コボルトがボスなんだけど、レベル300の人だって単独で挑むと負ける位強いのよ。
兎に角、入っちゃ駄目だからね」
日丘さんにかなりきつく言われて今日は戻る事になった。
マンションの管理室の窓から声をかける
「ばあちゃん、今日外に飯食いに行かない?」
「え? 何処に行くって言うのよ」
「近くのファミレスなんてどう? 今日、サチエちゃん来てるんでしょう」
「そうだけど」
「大丈夫。今日は俺のおごり」
そう言ってばあちゃんと孫の遠藤 サチエちゃんを連れてファミレスに行く事に。
サチエちゃんは俺より5歳年下の子で10歳の少しませた子だ。
「あ、コウちゃん!」
そう大きな声で俺を呼ぶのがサチエちゃんだ。
サチエちゃんのご両親は共働きで結構夜が遅いらしく、ばあちゃんが時々預かっているらしい。

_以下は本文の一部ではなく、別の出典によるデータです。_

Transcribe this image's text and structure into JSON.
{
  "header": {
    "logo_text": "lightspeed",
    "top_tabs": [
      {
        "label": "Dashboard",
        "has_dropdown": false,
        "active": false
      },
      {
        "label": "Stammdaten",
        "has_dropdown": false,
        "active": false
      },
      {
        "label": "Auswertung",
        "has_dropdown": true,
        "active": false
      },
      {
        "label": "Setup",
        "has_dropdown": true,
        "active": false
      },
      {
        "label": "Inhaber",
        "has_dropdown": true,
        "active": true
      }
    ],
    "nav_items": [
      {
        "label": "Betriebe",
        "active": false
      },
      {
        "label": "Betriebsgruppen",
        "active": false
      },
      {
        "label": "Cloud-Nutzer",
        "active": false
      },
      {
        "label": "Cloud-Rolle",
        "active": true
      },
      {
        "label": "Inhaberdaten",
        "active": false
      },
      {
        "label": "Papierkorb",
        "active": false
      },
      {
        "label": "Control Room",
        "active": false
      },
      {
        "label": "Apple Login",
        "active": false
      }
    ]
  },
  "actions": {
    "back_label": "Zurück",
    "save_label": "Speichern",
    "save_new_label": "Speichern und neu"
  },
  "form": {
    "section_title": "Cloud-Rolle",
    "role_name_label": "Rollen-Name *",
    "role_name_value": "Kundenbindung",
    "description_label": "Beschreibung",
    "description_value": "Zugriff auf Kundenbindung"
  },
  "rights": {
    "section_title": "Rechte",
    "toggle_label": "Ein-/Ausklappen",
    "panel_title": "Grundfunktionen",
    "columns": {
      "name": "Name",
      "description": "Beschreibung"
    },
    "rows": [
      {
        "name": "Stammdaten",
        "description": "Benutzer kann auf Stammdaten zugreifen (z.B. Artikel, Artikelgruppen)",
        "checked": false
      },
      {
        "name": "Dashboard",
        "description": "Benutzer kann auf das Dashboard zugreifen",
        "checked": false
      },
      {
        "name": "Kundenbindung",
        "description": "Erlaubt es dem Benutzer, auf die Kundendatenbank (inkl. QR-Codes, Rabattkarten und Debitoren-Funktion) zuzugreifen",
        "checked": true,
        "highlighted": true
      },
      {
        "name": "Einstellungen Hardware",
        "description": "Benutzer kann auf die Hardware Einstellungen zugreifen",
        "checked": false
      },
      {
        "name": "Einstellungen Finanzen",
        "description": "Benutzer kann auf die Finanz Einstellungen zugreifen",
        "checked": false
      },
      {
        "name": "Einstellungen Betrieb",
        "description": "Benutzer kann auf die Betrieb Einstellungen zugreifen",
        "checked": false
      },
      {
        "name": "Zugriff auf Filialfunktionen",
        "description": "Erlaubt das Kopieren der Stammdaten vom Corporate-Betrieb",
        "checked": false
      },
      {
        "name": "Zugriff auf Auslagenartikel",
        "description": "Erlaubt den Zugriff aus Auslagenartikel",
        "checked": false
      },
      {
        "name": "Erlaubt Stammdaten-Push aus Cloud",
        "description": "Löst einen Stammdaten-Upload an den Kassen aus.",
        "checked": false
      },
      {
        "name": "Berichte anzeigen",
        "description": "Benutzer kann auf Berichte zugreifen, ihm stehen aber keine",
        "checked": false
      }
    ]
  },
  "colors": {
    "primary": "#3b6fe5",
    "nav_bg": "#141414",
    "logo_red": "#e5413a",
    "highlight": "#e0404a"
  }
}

でも、小学校に入ってから学童と言う所に行くことが増え、ばあちゃんの家に遊びに来るのが月1位まで減ってしまったようだ。
「コウちゃん。今日は一緒に寝よう」
「いいけど」
「やったね」
サチエちゃんはまだまだお父さんやお母さんに甘えたい盛りなんだと思う。
俺に懐いてからは良くおんぶをせがんだり、ままごとをやらされたりだ。
唯一俺から離れるのが小学校の勉強を教えたり、宿題を手伝う時だ。その時だけはスッと気配を消して布団にくるまる。